Al norte y por debajo de la ciudad, San Marcos se sitúa en el valle del Eresma, bajo el Alcázar, junto a la iglesia de la Vera Cruz y el Monasterio de El Parral: precioso para el paseo junto al río, pero cada regreso es una cuesta dura. San Lorenzo, al otro lado del río, con su iglesia románica de torre de ladrillo y su plaza de pueblo, es barato y auténticamente local, a unos 20-25 minutos cuesta arriba de la Plaza Mayor. Nueva Segovia y San Cristóbal de Segovia son territorio de coche y autobús, y solo compensan si la tarifa baja claramente de 60 €. Para quien viene por castillos y palacios, las bases fuera de la ciudad salen a cuenta: el Real Sitio de San Ildefonso y La Granja te dejan a las puertas del palacio, a 11 km y 190 m más arriba, algo que se agradece en julio; Torrecaballeros, en la N-110, está a 11 km entre asadores; Valsaín y Palazuelos de Eresma quedan al borde del Parque Nacional de la Sierra de Guadarrama; y las posadas de Pedraza, Sepúlveda, Turégano, Cuéllar, Coca y Ayllón te permiten despertarte dentro de una villa amurallada en vez de conducir hasta ella.
Mejor época para visitar Segovia, mes a mes
Septiembre y principios de octubre son los mejores meses en conjunto en Segovia: máximas diurnas en torno a 24 °C, el Hay Festival a mediados de septiembre llenando el casco antiguo y tarifas hoteleras claramente por debajo del pico de primavera. Enero y febrero son los más baratos y los más fríos —la ciudad está a 1.005 m y las mínimas nocturnas de -3 °C son normales, con nieve en el Guadarrama— y las dobles que cuestan 120 € en abril se quedan en 55-70 €. La excepción de febrero es el domingo más cercano al 5 de febrero, cuando Santa Águeda en Zamarramala llena todas las camas en varios kilómetros a la redonda. Marzo y abril son impredecibles en cuanto al tiempo y caros en Semana Santa, cuando las habitaciones del Casco Antiguo suelen duplicar su precio y aparecen mínimos de dos noches el viernes y el sábado.

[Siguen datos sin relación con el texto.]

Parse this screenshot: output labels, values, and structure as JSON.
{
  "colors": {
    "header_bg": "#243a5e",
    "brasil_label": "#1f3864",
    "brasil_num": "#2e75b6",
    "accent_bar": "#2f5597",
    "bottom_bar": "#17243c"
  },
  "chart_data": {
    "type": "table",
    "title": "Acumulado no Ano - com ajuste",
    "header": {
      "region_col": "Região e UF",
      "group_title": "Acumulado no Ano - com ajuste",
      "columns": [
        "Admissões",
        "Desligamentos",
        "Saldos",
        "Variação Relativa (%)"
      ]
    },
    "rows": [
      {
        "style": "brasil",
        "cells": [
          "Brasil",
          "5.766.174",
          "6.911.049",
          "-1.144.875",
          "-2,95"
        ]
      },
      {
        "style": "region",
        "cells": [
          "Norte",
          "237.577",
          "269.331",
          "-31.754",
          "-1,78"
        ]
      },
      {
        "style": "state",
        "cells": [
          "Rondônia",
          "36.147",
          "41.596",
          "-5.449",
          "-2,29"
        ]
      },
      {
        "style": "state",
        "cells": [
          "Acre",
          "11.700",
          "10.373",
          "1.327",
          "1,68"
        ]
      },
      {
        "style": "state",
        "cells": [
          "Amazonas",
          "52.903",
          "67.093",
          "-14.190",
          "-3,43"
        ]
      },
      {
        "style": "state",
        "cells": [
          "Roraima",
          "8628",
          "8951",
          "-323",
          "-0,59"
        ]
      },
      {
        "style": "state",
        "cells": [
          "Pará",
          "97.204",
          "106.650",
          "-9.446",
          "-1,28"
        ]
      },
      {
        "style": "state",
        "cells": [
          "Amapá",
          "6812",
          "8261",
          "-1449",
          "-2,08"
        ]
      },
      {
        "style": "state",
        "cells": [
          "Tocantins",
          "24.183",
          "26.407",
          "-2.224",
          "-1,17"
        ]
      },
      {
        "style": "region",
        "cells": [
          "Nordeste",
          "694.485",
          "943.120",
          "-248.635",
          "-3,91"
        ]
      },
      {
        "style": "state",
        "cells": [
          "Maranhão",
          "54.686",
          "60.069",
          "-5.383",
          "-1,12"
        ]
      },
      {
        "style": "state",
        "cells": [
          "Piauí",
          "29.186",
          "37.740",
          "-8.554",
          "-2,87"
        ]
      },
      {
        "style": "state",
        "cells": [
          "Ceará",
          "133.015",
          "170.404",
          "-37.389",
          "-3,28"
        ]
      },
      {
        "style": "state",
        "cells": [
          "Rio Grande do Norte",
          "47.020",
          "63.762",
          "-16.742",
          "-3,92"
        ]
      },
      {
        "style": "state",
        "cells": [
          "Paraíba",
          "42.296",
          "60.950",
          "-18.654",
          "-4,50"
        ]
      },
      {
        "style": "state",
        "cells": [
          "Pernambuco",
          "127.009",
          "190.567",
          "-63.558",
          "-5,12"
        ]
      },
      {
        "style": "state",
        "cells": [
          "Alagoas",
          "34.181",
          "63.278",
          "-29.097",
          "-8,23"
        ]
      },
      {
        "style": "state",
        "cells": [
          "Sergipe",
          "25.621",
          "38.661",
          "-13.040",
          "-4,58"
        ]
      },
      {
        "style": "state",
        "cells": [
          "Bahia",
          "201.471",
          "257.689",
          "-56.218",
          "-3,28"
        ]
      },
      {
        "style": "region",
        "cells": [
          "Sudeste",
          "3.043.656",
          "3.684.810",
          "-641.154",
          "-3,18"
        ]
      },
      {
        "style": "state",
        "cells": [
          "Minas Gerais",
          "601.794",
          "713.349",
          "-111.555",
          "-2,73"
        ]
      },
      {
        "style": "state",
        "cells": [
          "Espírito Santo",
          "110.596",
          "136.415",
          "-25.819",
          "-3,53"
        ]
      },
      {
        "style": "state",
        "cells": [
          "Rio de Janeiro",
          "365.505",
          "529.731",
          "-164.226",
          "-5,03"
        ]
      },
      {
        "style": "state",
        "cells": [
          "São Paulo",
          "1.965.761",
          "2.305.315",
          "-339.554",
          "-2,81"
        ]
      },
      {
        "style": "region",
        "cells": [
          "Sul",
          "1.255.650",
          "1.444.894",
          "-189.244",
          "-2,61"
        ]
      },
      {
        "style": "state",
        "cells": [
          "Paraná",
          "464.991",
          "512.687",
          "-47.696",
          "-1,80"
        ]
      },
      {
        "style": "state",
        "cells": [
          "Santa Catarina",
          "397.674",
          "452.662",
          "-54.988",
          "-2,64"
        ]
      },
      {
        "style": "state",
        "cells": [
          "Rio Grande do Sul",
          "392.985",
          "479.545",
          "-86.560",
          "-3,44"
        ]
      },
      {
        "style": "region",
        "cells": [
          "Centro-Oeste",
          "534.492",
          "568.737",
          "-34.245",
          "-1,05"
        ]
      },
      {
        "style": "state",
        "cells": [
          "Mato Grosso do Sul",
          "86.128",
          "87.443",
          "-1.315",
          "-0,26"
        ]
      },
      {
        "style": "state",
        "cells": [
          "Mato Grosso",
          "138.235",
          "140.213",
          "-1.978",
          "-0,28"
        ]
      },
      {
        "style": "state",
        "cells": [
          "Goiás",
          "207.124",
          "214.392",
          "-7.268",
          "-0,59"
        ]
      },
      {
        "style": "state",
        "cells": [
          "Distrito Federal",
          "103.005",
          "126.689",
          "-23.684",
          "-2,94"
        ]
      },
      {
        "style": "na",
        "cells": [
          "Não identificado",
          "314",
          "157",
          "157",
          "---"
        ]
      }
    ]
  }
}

Mayo es intenso: Titirimundi, el festival internacional de títeres, toma las calles durante unos nueve días a mitad de mes, y el 30 de mayo es una de las tres fechas en que funcionan todas las fuentes de La Granja de San Ildefonso. A finales de junio llegan las fiestas de la ciudad, San Juan y San Pedro, más o menos del 24 al 29 de junio, y los precios suben en consecuencia. Julio y agosto alcanzan 32-35 °C por la tarde, pero refrescan mucho al caer el sol; los dos primeros sábados de julio son las Noches de las Velas de Pedraza, que agotan las camas en 30 km a la redonda, el 25 de julio y el 25 de agosto son las otras dos fechas de fuentes completas en La Granja, y la última semana de agosto trae los encierros de Cuéllar, los más antiguos de España. Noviembre es el mes más tranquilo del año fuera del periodo navideño, mientras que los puentes —1 de mayo, 15 de agosto, 12 de octubre, 1 de noviembre y 6-8 de diciembre— son picos cortos y bruscos en los que Madrid llega en masa.